Paul Bender pebender at san.rr.com
Mon Dec 1 03:48:23 UTC 2008


Scott D. Davilla wrote:
>> On Mon, Dec 1, 2008 at 4:07 PM, Brad DerManouelian
>> <myth at dermanouelian.com> wrote:
>>>  On Nov 30, 2008, at 6:50 PM, R. G. Newbury wrote:
>>>
>>>>  The arrival of VDPAU makes a whole bunch of low power hardware,
>>>>  previously discounted  because of being incapable of HD, back into
>>>>  scope.
>>>>  I just ran out and grabbed an nvidia 8400GS for my main myth box, but
>>>>  given the low cost (about $45Cdn).
>>>>
>>>>  But now, I think will grab a PCI board and resurrect the VIA SP13000
>>>>  motherboard. That board, with 2 hard drives ran just under 50 watts
>>>>  according the the Kill-o-watt. The on-board video chipset, although
>>>>  great for SD was hopeless for HD so it was downgraded to a fileserver.

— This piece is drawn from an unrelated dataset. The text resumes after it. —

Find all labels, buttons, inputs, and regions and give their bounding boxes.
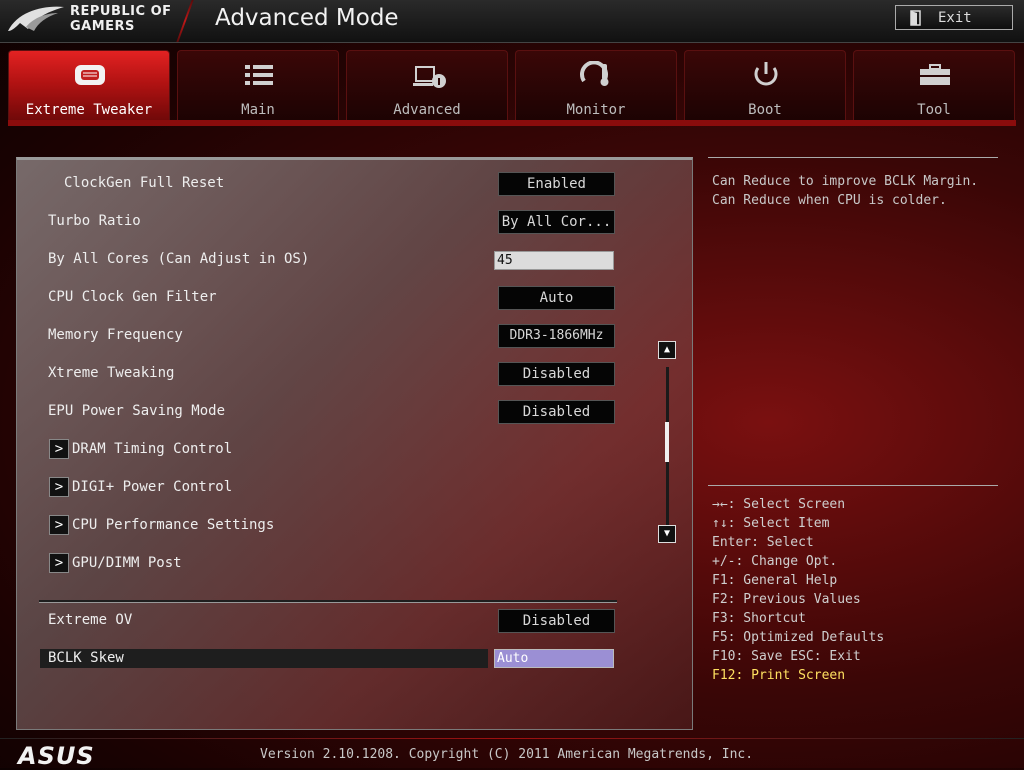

>>>>  But WOW, it might make a really good mythbox again.
>>>>
>>>>  (And I can move my most powerful motherboard from my rec room to my
>>>>  office. You *will* note that I do have my priorities in order: TV
>>>>  first!)
>>>>
>>>>  The reason that no-one has discussed a low-power low-cost solution is
>>>>  that this solution just DID NOT EXIST 2 weeks ago. And Isaac and the
>>>>  un-named and un-known other toilers have done an amazing job getting
>>>>  this working.
>>>  Exactly why I posed the question and was met with "View the other
>>>  threads as people have posted some built machines for under $200."
>>>  along with someone telling me to look into atom systems and then
>>>  posting benchmarks of the VDPAU. Someone else posted about using an
>>>  Acer AspireOne laptop for some reason which doesn't use an nvidia
>>>  chipset. <sigh>
>> I think people have been getting used to throwing CPU power at
>> decoding HD, given the difficulties (until 2 weeks ago) of hardware
>> decoding using any chipset in linux. With XvMC disappearing from the
>> higher end nVidia chips and cpus becoming cheaper and more powerful
>> its comparatively simple to say "throw a core2 duo and plenty of ram
>> at it...."
>>
>> What we need is a machine with an atom processor and an nvidia onboard
>> chip. Perhaps Jeff is right, EPIA with a PCI video card.
>>
>> Do any of those epia motherboards have a PCIe slot?
> 
> No, but the intel ITX with atom 330 is only $80 at Newegg. That's $80 
> for motherboard AND cpu. That's less expensive than the epia cost. 
> Add memory ($20 for 512MB) and $60 PCI nvidia 8400 (512MB) toss it in 
> a enclosure with a HD and go. It does not get less expensive that 
> this. I'm surprised that more people don't get how inexpensive this 
> is.

You can get a GeForce 8200 motherboard for $75 and an AMD Athlon CPU for 
$50, which costs somewhat less and would somewhat more powerful.